More details with perf-stat
We wrote standalone benchmarks so that we could have more control and run them under perf-stat to get some more details about what is going on. The most basic thing is the wall clock time that each benchmark run took. These benchmarks are all run on an Intel Core i7-2600K (real hardware, not virtualized).
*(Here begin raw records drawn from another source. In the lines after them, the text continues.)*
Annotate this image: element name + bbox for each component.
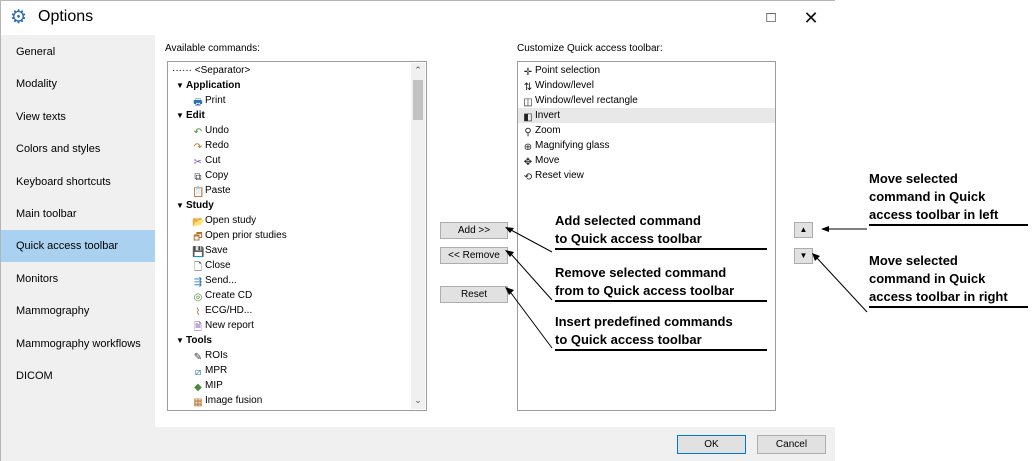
arrow-down (816, 257, 868, 313)
annotation-move-up: Move selected command in Quick access to… (869, 170, 1028, 226)
annotation-remove: Remove selected command from to Quick ac… (555, 264, 767, 302)
annotation-reset: Insert predefined commands to Quick acce… (555, 313, 767, 351)
arrow-remove (510, 253, 553, 301)
annotation-add: Add selected command to Quick access too… (555, 212, 767, 250)
arrow-reset (510, 292, 553, 349)
arrow-add (510, 229, 553, 253)
annotation-move-down: Move selected command in Quick access to… (869, 252, 1028, 308)
annotation-arrows (505, 226, 868, 349)
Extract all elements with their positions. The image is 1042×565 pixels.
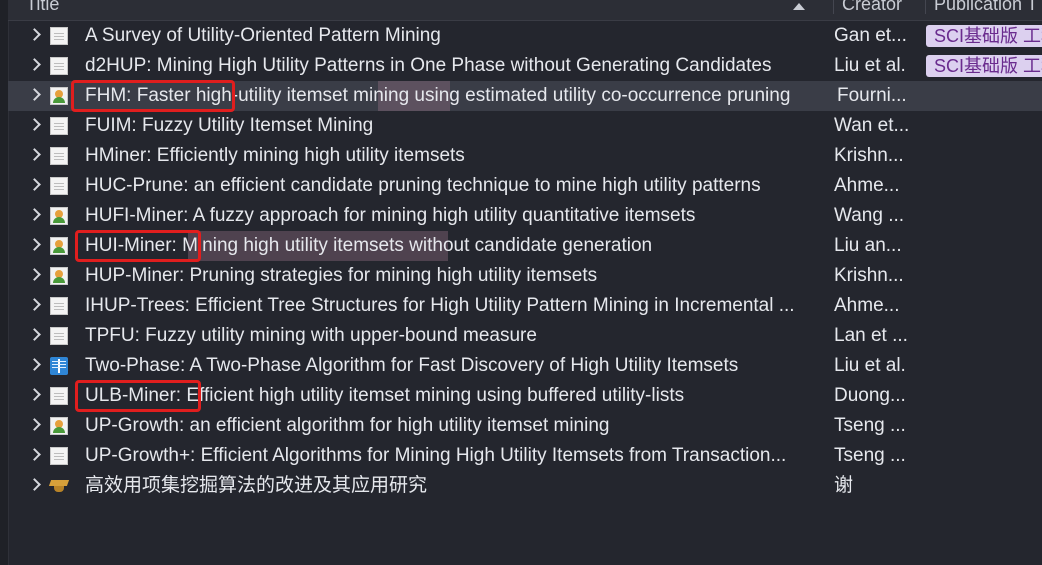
chevron-right-icon[interactable] (28, 448, 41, 461)
chevron-right-icon[interactable] (28, 178, 41, 191)
chevron-right-icon[interactable] (28, 28, 41, 41)
item-title: HUFI-Miner: A fuzzy approach for mining … (85, 205, 696, 226)
chevron-right-icon[interactable] (28, 208, 41, 221)
chevron-right-icon[interactable] (28, 88, 41, 101)
document-icon (50, 27, 68, 45)
sort-ascending-icon[interactable] (793, 3, 805, 10)
item-title: 高效用项集挖掘算法的改进及其应用研究 (85, 475, 428, 496)
table-row[interactable]: UP-Growth: an efficient algorithm for hi… (8, 411, 1042, 441)
item-rows: A Survey of Utility-Oriented Pattern Min… (8, 21, 1042, 501)
item-creator: Fourni... (837, 85, 907, 106)
person-document-icon (50, 417, 68, 435)
table-row-selected[interactable]: FHM: Faster high-utility itemset mining … (8, 80, 1042, 112)
chevron-right-icon[interactable] (28, 388, 41, 401)
item-creator: Krishn... (834, 145, 904, 166)
thesis-cap-icon (48, 477, 70, 495)
table-row[interactable]: ULB-Miner: Efficient high utility itemse… (8, 380, 1042, 412)
table-row[interactable]: HUI-Miner: Mining high utility itemsets … (8, 230, 1042, 262)
item-creator: Tseng ... (834, 445, 906, 466)
table-row[interactable]: HMiner: Efficiently mining high utility … (8, 141, 1042, 171)
item-creator: Krishn... (834, 265, 904, 286)
document-icon (50, 117, 68, 135)
item-creator: Ahme... (834, 175, 900, 196)
chevron-right-icon[interactable] (28, 238, 41, 251)
item-creator: Lan et ... (834, 325, 908, 346)
chevron-right-icon[interactable] (28, 478, 41, 491)
table-row[interactable]: Two-Phase: A Two-Phase Algorithm for Fas… (8, 351, 1042, 381)
table-row[interactable]: FUIM: Fuzzy Utility Itemset Mining Wan e… (8, 111, 1042, 141)
item-list-pane: Title Creator Publication T A Survey of … (0, 0, 1042, 565)
annotation-box (71, 80, 235, 112)
item-title: HUC-Prune: an efficient candidate prunin… (85, 175, 761, 196)
book-icon (50, 357, 68, 375)
table-row[interactable]: HUC-Prune: an efficient candidate prunin… (8, 171, 1042, 201)
person-document-icon (50, 87, 68, 105)
document-icon (50, 447, 68, 465)
item-title: FUIM: Fuzzy Utility Itemset Mining (85, 115, 374, 136)
table-row[interactable]: TPFU: Fuzzy utility mining with upper-bo… (8, 321, 1042, 351)
document-icon (50, 327, 68, 345)
person-document-icon (50, 237, 68, 255)
table-row[interactable]: A Survey of Utility-Oriented Pattern Min… (8, 21, 1042, 51)
document-icon (50, 387, 68, 405)
publication-tag: SCI基础版 工程 (926, 55, 1042, 77)
item-creator: Liu an... (834, 235, 902, 256)
table-row[interactable]: IHUP-Trees: Efficient Tree Structures fo… (8, 291, 1042, 321)
table-row[interactable]: HUFI-Miner: A fuzzy approach for mining … (8, 201, 1042, 231)
item-title: TPFU: Fuzzy utility mining with upper-bo… (85, 325, 537, 346)
item-title: HUP-Miner: Pruning strategies for mining… (85, 265, 598, 286)
chevron-right-icon[interactable] (28, 328, 41, 341)
table-row[interactable]: HUP-Miner: Pruning strategies for mining… (8, 261, 1042, 291)
item-creator: Wang ... (834, 205, 905, 226)
chevron-right-icon[interactable] (28, 268, 41, 281)
item-title: IHUP-Trees: Efficient Tree Structures fo… (85, 295, 795, 316)
document-icon (50, 177, 68, 195)
publication-tag: SCI基础版 工程 (926, 25, 1042, 47)
person-document-icon (50, 267, 68, 285)
item-title: A Survey of Utility-Oriented Pattern Min… (85, 25, 441, 46)
chevron-right-icon[interactable] (28, 358, 41, 371)
chevron-right-icon[interactable] (28, 148, 41, 161)
document-icon (50, 57, 68, 75)
column-publication-header[interactable]: Publication T (925, 0, 1042, 14)
chevron-right-icon[interactable] (28, 118, 41, 131)
table-row[interactable]: UP-Growth+: Efficient Algorithms for Min… (8, 441, 1042, 471)
item-creator: Gan et... (834, 25, 907, 46)
item-title: UP-Growth+: Efficient Algorithms for Min… (85, 445, 787, 466)
item-title: d2HUP: Mining High Utility Patterns in O… (85, 55, 772, 76)
chevron-right-icon[interactable] (28, 58, 41, 71)
item-creator: Tseng ... (834, 415, 906, 436)
annotation-box (75, 380, 201, 412)
column-creator-header[interactable]: Creator (833, 0, 932, 14)
column-title-header[interactable]: Title (26, 0, 796, 14)
document-icon (50, 147, 68, 165)
annotation-box (75, 230, 201, 262)
item-title: HMiner: Efficiently mining high utility … (85, 145, 465, 166)
item-creator: Liu et al. (834, 355, 906, 376)
column-header: Title Creator Publication T (8, 0, 1042, 21)
table-row[interactable]: d2HUP: Mining High Utility Patterns in O… (8, 51, 1042, 81)
item-title: UP-Growth: an efficient algorithm for hi… (85, 415, 610, 436)
document-icon (50, 297, 68, 315)
item-title: Two-Phase: A Two-Phase Algorithm for Fas… (85, 355, 739, 376)
person-document-icon (50, 207, 68, 225)
chevron-right-icon[interactable] (28, 418, 41, 431)
table-row[interactable]: 高效用项集挖掘算法的改进及其应用研究 谢 (8, 471, 1042, 501)
chevron-right-icon[interactable] (28, 298, 41, 311)
item-creator: Wan et... (834, 115, 910, 136)
item-creator: 谢 (834, 475, 854, 496)
item-creator: Duong... (834, 385, 906, 406)
item-creator: Liu et al. (834, 55, 906, 76)
item-creator: Ahme... (834, 295, 900, 316)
While AtomicLong is a bit quicker in the single-threaded case, it quickly loses ground to LongAdder, being nearly 4 times slower with two threads, and nearly 5x with threads matching the machine’s cores. More impressive is that LongAdder’s performance is constant until the number of threads exceeds the CPU’s number of physical cores (in this case 4).
Instructions per cycle
Instructions per cycle measures how much of the time the CPU has work to do vs. when it’s waiting for memory to load or cache coherency protocols to settle. In this case, we see that AtomicLong has disastrously bad IPC with many threads, while LongAdder maintains a much healther IPC. The falloff from 4 to 8 is likely because this CPU has 4 cores with 2 hardware threads each, and the hardware threads don’t actually help in this case.
The execution pipeline on the processor is divided into two major groups: the front end, responsible for fetching & decoding operations, and the back end, which executes the instructions. There isn’t much interesting happening with operation fetching, so let’s skip the front end.
Activity on the back end gives more insight as to what is going on, showing the AtomicLong implementation leaving more than twice as many cycles idle. AtomicLong’s high idle time is analogous to its poor instructions per cycle: the CPU’s cores are spending a lot of time deciding which of them gets to control the cache line containing the AtomicLong.